A few minutes away, the tone shifts at J. Douglas Thompson Fine Paintings. Here, the focus is on light and water. The work feels quieter, more atmospheric. You’re not just looking at a landscape, you’re noticing how it changes. Through cloudscapes, waves, and reflections, Thompson’s acrylic paintings capture movement in a way that feels both natural and deeply personal.

At Melt Studio & Gallery, artist Susan Wallis works in encaustic, a process that layers heated wax and pigment to build depth and texture. The studio and gallery sit side by side, so you are not just seeing the finished piece. You are seeing how it comes together. It makes the work feel less distant and more considered.

At ANDARA Gallery, the experience is shaped by two very different approaches to image-making.

Andrew Csafordi works in encaustic, building his paintings with layers of molten beeswax and pigment. The result is textured, luminous, and slightly abstract, with landscapes that feel more like impressions than exact representations.

In the same space, Tara Wilkinson approaches things through the lens of photography. Her work focuses on nature, light, and human experience, often capturing moments that feel quiet but intentional. It is less about documenting a place and more about noticing something within it.

Together, the gallery does not feel like a single perspective. It feels like a conversation between two ways of seeing.

At Oeno Gallery, art expands beyond the walls themselves. Set among the vineyards at Huff Estates, the experience moves between contemporary gallery spaces and a large-scale outdoor sculpture garden where landscape, scale, and perspective become part of the work itself. With rotating exhibitions and artists from across Canada and beyond, the space encourages visitors to slow down, wander, and experience art in a more immersive way.

At Guildworks, the focus shifts again. This is where art moves into daily life. Ceramics, textiles, glass, objects that are meant to be used and lived with.

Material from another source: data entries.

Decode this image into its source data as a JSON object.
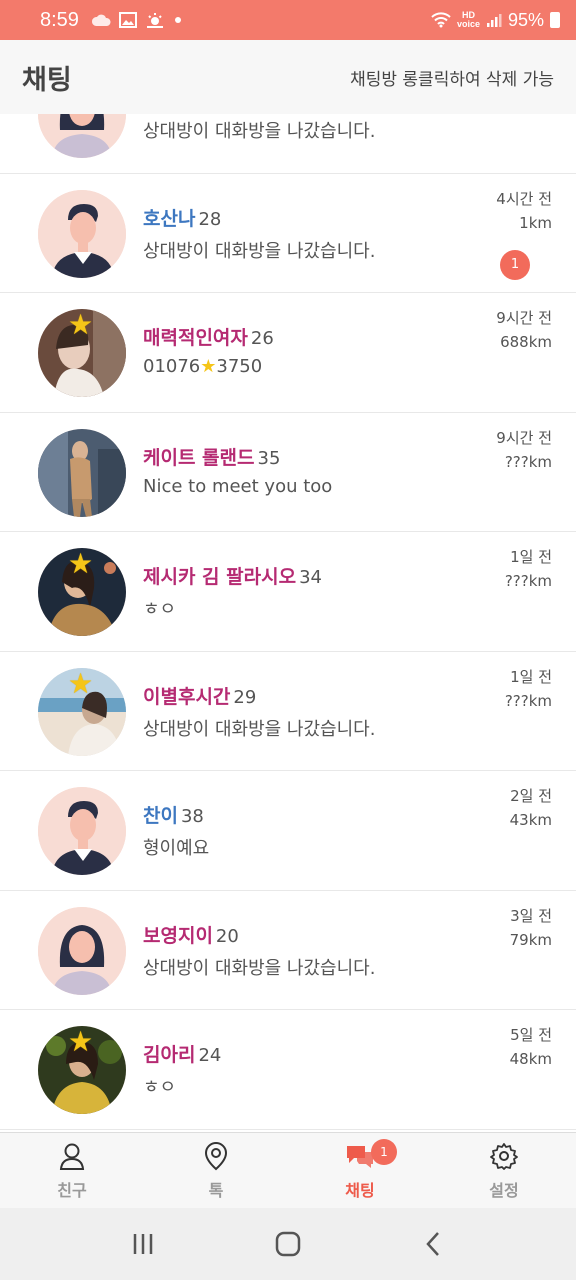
{
  "status_bar": {
    "time": "8:59",
    "battery": "95%"
  },
  "header": {
    "title": "채팅",
    "hint": "채팅방 롱클릭하여 삭제 가능"
  },
  "chats": [
    {
      "name": "",
      "age": "",
      "message": "상대방이 대화방을 나갔습니다.",
      "time": "",
      "distance": "",
      "gender": "female",
      "avatar": "female-default",
      "unread": ""
    },
    {
      "name": "호산나",
      "age": "28",
      "message": "상대방이 대화방을 나갔습니다.",
      "time": "4시간 전",
      "distance": "1km",
      "gender": "male",
      "avatar": "male-default",
      "unread": "1"
    },
    {
      "name": "매력적인여자",
      "age": "26",
      "message_before": "01076",
      "message_after": "3750",
      "time": "9시간 전",
      "distance": "688km",
      "gender": "female",
      "avatar": "photo",
      "unread": ""
    },
    {
      "name": "케이트 롤랜드",
      "age": "35",
      "message": "Nice to meet you too",
      "time": "9시간 전",
      "distance": "???km",
      "gender": "female",
      "avatar": "photo",
      "unread": ""
    },
    {
      "name": "제시카 김 팔라시오",
      "age": "34",
      "message": "ㅎㅇ",
      "time": "1일 전",
      "distance": "???km",
      "gender": "female",
      "avatar": "photo",
      "unread": ""
    },
    {
      "name": "이별후시간",
      "age": "29",
      "message": "상대방이 대화방을 나갔습니다.",
      "time": "1일 전",
      "distance": "???km",
      "gender": "female",
      "avatar": "photo",
      "unread": ""
    },
    {
      "name": "찬이",
      "age": "38",
      "message": "형이예요",
      "time": "2일 전",
      "distance": "43km",
      "gender": "male",
      "avatar": "male-default",
      "unread": ""
    },
    {
      "name": "보영지이",
      "age": "20",
      "message": "상대방이 대화방을 나갔습니다.",
      "time": "3일 전",
      "distance": "79km",
      "gender": "female",
      "avatar": "female-default",
      "unread": ""
    },
    {
      "name": "김아리",
      "age": "24",
      "message": "ㅎㅇ",
      "time": "5일 전",
      "distance": "48km",
      "gender": "female",
      "avatar": "photo",
      "unread": ""
    }
  ],
  "bottom_nav": [
    {
      "label": "친구",
      "icon": "person-icon",
      "active": false
    },
    {
      "label": "톡",
      "icon": "location-pin-icon",
      "active": false
    },
    {
      "label": "채팅",
      "icon": "chat-bubbles-icon",
      "active": true,
      "badge": "1"
    },
    {
      "label": "설정",
      "icon": "gear-icon",
      "active": false
    }
  ],
  "colors": {
    "accent": "#f37a6b",
    "male_name": "#3d77c0",
    "female_name": "#b52a72",
    "badge": "#f26b5b"
  }
}
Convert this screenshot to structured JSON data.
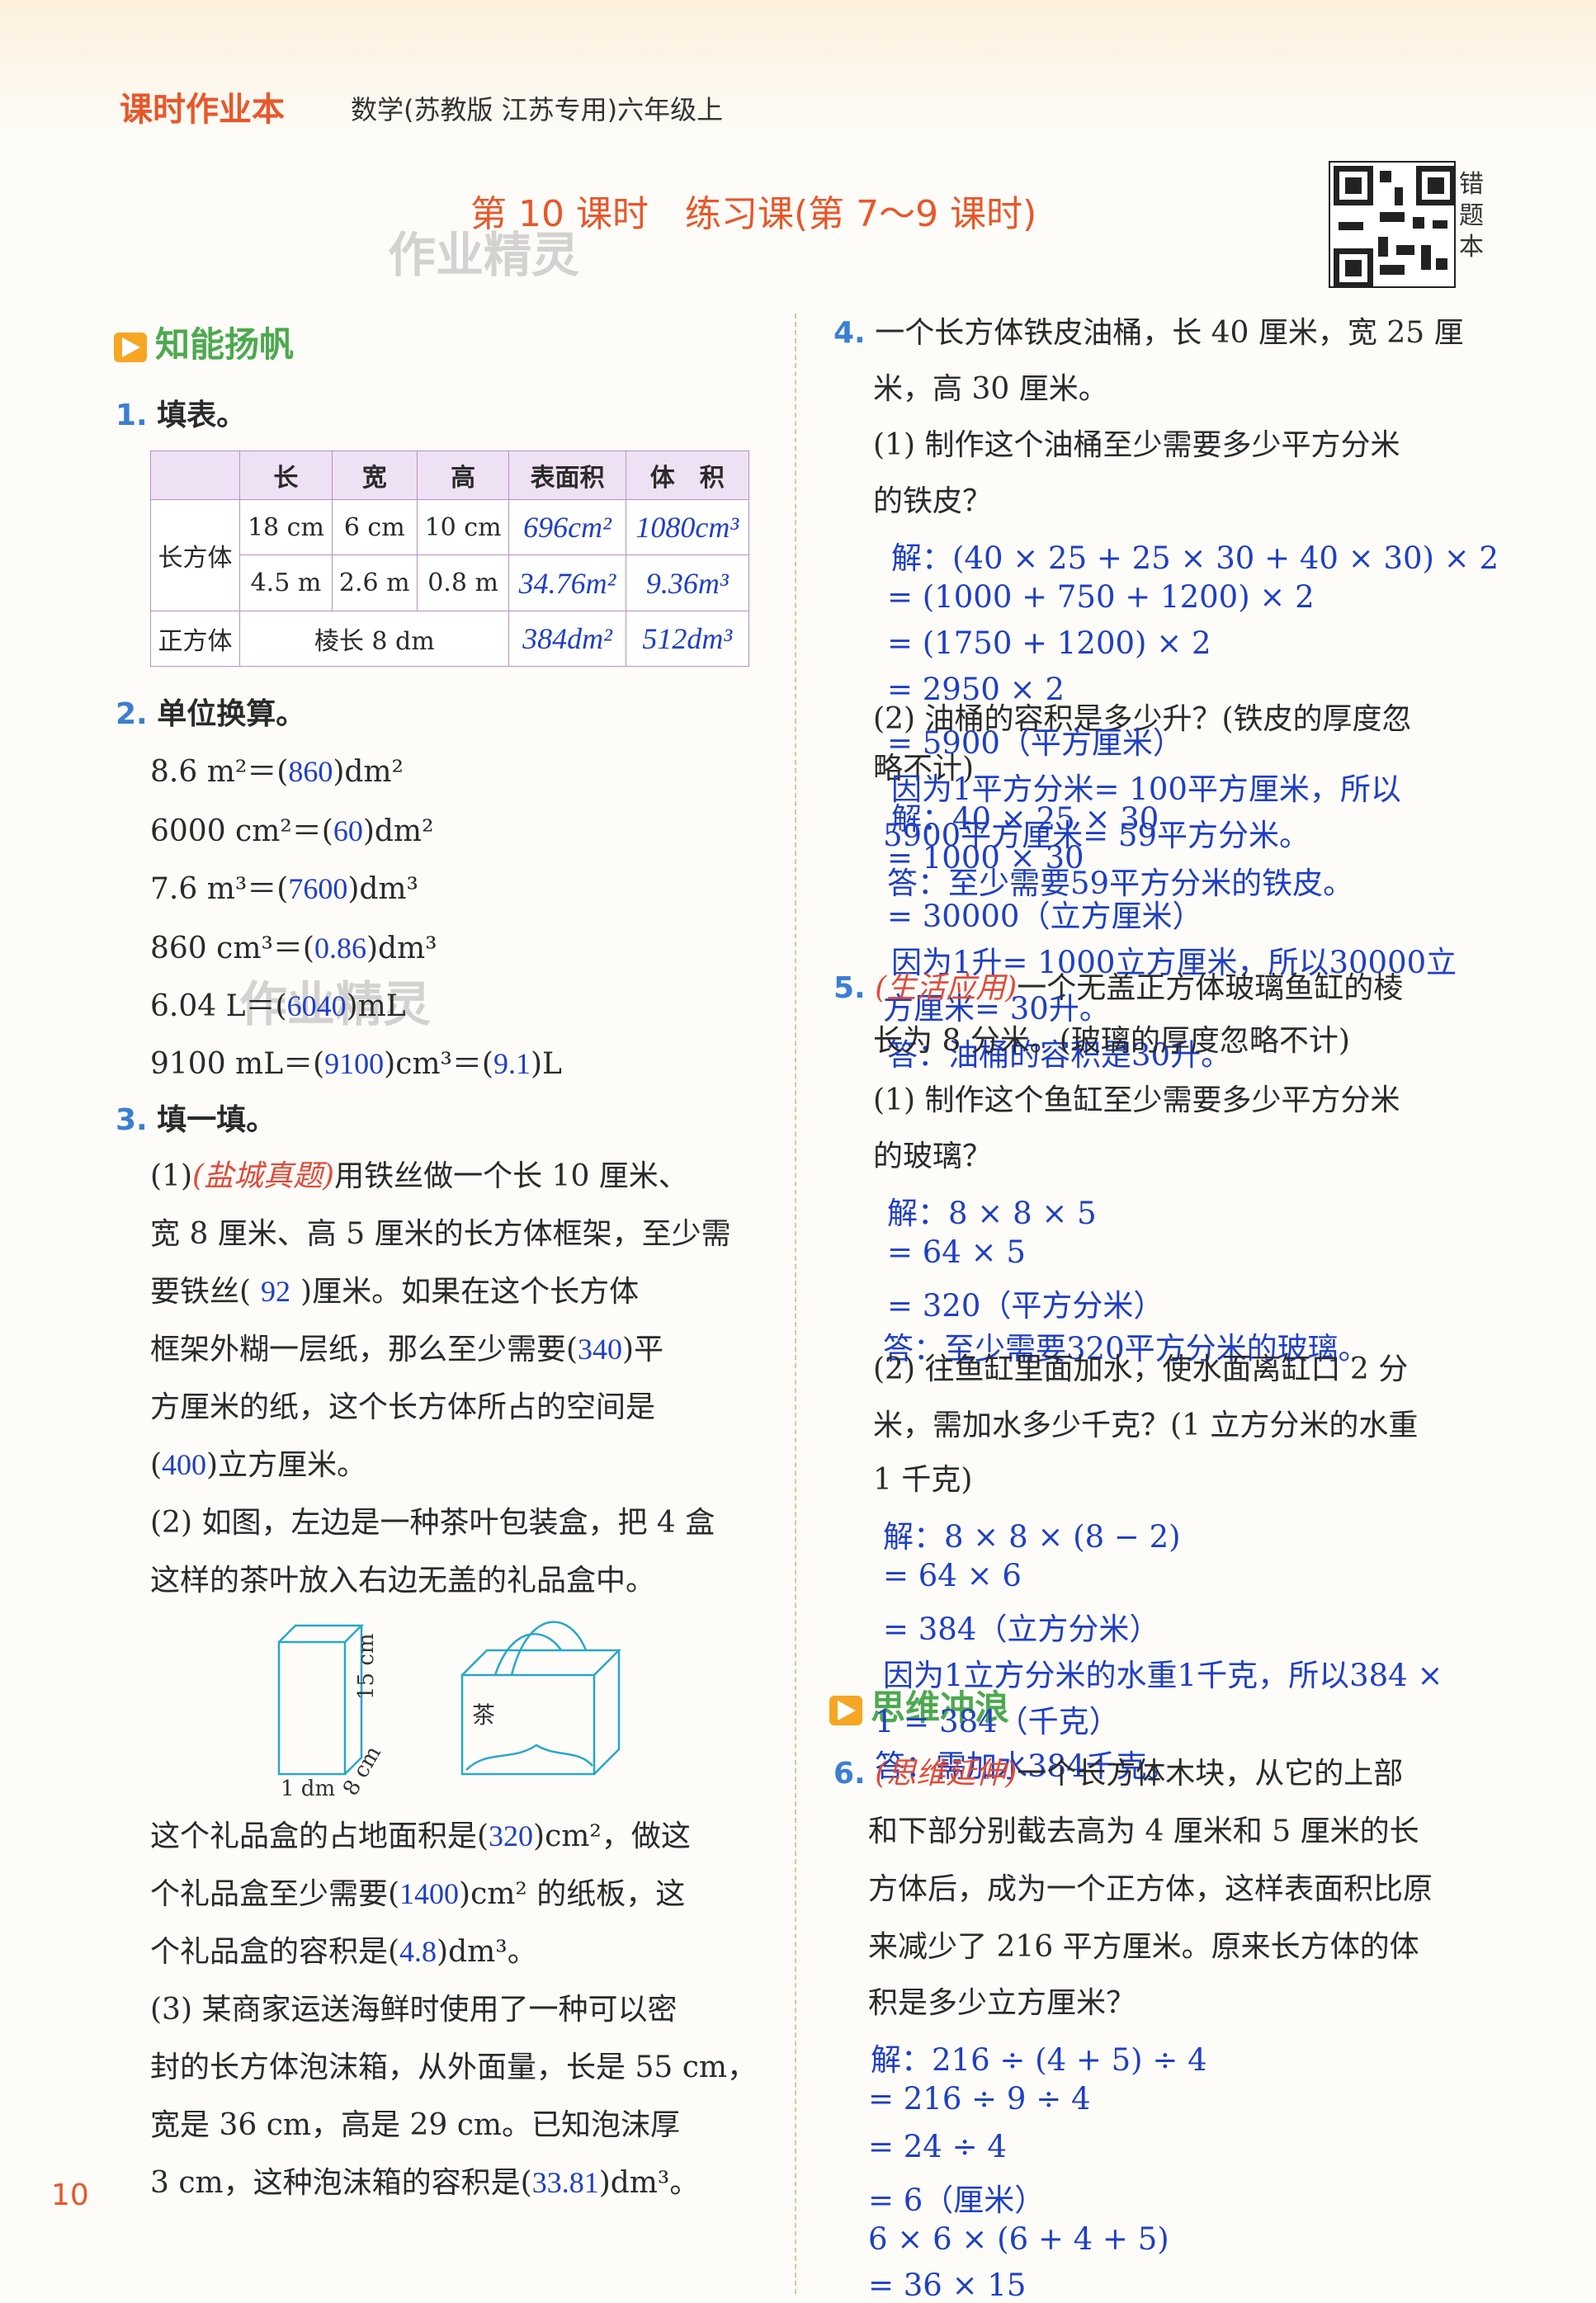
{
  "header": {
    "brand": "课时作业本",
    "subject": "数学(苏教版 江苏专用)六年级上",
    "lesson_title": "第 10 课时　练习课(第 7～9 课时)",
    "watermark": "作业精灵",
    "error_book": "错题本"
  },
  "section1": {
    "title": "知能扬帆"
  },
  "q1": {
    "num": "1.",
    "title": "填表。",
    "headers": [
      "",
      "长",
      "宽",
      "高",
      "表面积",
      "体　积"
    ],
    "rows": [
      {
        "label": "长方体",
        "cells": [
          "18 cm",
          "6 cm",
          "10 cm"
        ],
        "answers": [
          "696cm²",
          "1080cm³"
        ]
      },
      {
        "label": "",
        "cells": [
          "4.5 m",
          "2.6 m",
          "0.8 m"
        ],
        "answers": [
          "34.76m²",
          "9.36m³"
        ]
      },
      {
        "label": "正方体",
        "span": "棱长 8 dm",
        "answers": [
          "384dm²",
          "512dm³"
        ]
      }
    ]
  },
  "q2": {
    "num": "2.",
    "title": "单位换算。",
    "items": [
      {
        "pre": "8.6 m²＝(",
        "ans": "860",
        "post": ")dm²"
      },
      {
        "pre": "6000 cm²＝(",
        "ans": "60",
        "post": ")dm²"
      },
      {
        "pre": "7.6 m³＝(",
        "ans": "7600",
        "post": ")dm³"
      },
      {
        "pre": "860 cm³＝(",
        "ans": "0.86",
        "post": ")dm³"
      },
      {
        "pre": "6.04 L＝(",
        "ans": "6040",
        "post": ")mL"
      },
      {
        "pre": "9100 mL＝(",
        "ans": "9100",
        "mid": ")cm³＝(",
        "ans2": "9.1",
        "post": ")L"
      }
    ]
  },
  "q3": {
    "num": "3.",
    "title": "填一填。",
    "p1_tag": "(盐城真题)",
    "p1_lines": [
      "(1)",
      "用铁丝做一个长 10 厘米、",
      "宽 8 厘米、高 5 厘米的长方体框架，至少需",
      "要铁丝(",
      ")厘米。如果在这个长方体",
      "框架外糊一层纸，那么至少需要(",
      ")平",
      "方厘米的纸，这个长方体所占的空间是",
      "(",
      ")立方厘米。"
    ],
    "p1_answers": [
      "92",
      "340",
      "400"
    ],
    "p2_lines": [
      "(2) 如图，左边是一种茶叶包装盒，把 4 盒",
      "这样的茶叶放入右边无盖的礼品盒中。"
    ],
    "fig_labels": {
      "h": "15 cm",
      "w": "1 dm",
      "d": "8 cm",
      "tea": "茶"
    },
    "p2_fill": [
      "这个礼品盒的占地面积是(",
      ")cm²，做这",
      "个礼品盒至少需要(",
      ")cm² 的纸板，这",
      "个礼品盒的容积是(",
      ")dm³。"
    ],
    "p2_answers": [
      "320",
      "1400",
      "4.8"
    ],
    "p3_lines": [
      "(3) 某商家运送海鲜时使用了一种可以密",
      "封的长方体泡沫箱，从外面量，长是 55 cm，",
      "宽是 36 cm，高是 29 cm。已知泡沫厚",
      "3 cm，这种泡沫箱的容积是(",
      ")dm³。"
    ],
    "p3_answer": "33.81"
  },
  "q4": {
    "num": "4.",
    "lines": [
      "一个长方体铁皮油桶，长 40 厘米，宽 25 厘",
      "米，高 30 厘米。",
      "(1) 制作这个油桶至少需要多少平方分米",
      "的铁皮？"
    ],
    "sol1": [
      "解：(40 × 25 + 25 × 30 + 40 × 30) × 2",
      "= (1000 + 750 + 1200) × 2",
      "= (1750 + 1200) × 2",
      "= 2950 × 2",
      "= 5900（平方厘米）",
      "因为1平方分米= 100平方厘米，所以",
      "5900平方厘米= 59平方分米。",
      "答：至少需要59平方分米的铁皮。"
    ],
    "q2_lines": [
      "(2) 油桶的容积是多少升？(铁皮的厚度忽",
      "略不计)"
    ],
    "sol2": [
      "解：40 × 25 × 30",
      "= 1000 × 30",
      "= 30000（立方厘米）",
      "因为1升= 1000立方厘米，所以30000立",
      "方厘米= 30升。",
      "答：油桶的容积是30升。"
    ]
  },
  "q5": {
    "num": "5.",
    "tag": "(生活应用)",
    "lines": [
      "一个无盖正方体玻璃鱼缸的棱",
      "长为 8 分米。(玻璃的厚度忽略不计)",
      "(1) 制作这个鱼缸至少需要多少平方分米",
      "的玻璃？"
    ],
    "sol1": [
      "解：8 × 8 × 5",
      "= 64 × 5",
      "= 320（平方分米）",
      "答：至少需要320平方分米的玻璃。"
    ],
    "q2_lines": [
      "(2) 往鱼缸里面加水，使水面离缸口 2 分",
      "米，需加水多少千克？(1 立方分米的水重",
      "1 千克)"
    ],
    "sol2": [
      "解：8 × 8 × (8 − 2)",
      "= 64 × 6",
      "= 384（立方分米）",
      "因为1立方分米的水重1千克，所以384 ×",
      "1 = 384（千克）",
      "答：需加水384千克。"
    ]
  },
  "section2": {
    "title": "思维冲浪"
  },
  "q6": {
    "num": "6.",
    "tag": "(思维延伸)",
    "lines": [
      "一个长方体木块，从它的上部",
      "和下部分别截去高为 4 厘米和 5 厘米的长",
      "方体后，成为一个正方体，这样表面积比原",
      "来减少了 216 平方厘米。原来长方体的体",
      "积是多少立方厘米？"
    ],
    "sol": [
      "解：216 ÷ (4 + 5) ÷ 4",
      "= 216 ÷ 9 ÷ 4",
      "= 24 ÷ 4",
      "= 6（厘米）",
      "6 × 6 × (6 + 4 + 5)",
      "= 36 × 15"
    ]
  },
  "page_number": "10"
}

The work comes from makers across Canada, but the throughline is the same. Attention to detail. Material. Process. Things that are built to last.

At County Creative, the relationship between art and community feels especially visible. Alongside a curated gallery featuring Canadian artists, the studio invites visitors to participate directly through drop-in pottery painting, themed workshops, and seasonal creative events that bring people together around making something side by side. The space feels approachable and social, where conversations happen naturally across the table and creativity becomes something shared rather than simply observed.

Mad Dog Gallery brings together a wide range of local County artists working across painting, ceramics, textiles, and mixed media. Set inside a renovated timber-frame barn near East Lake, the gallery reflects another important part of the Arts Trail: spaces where creativity feels connected to place, community, and everyday life.

What connects all of these places is not a single style. It is the fact that the work is tied closely to the people making it.

You are not just seeing finished pieces. You are seeing decisions, materials, time, and practice.

And once you start to notice that, it changes how you move through the rest of the trail.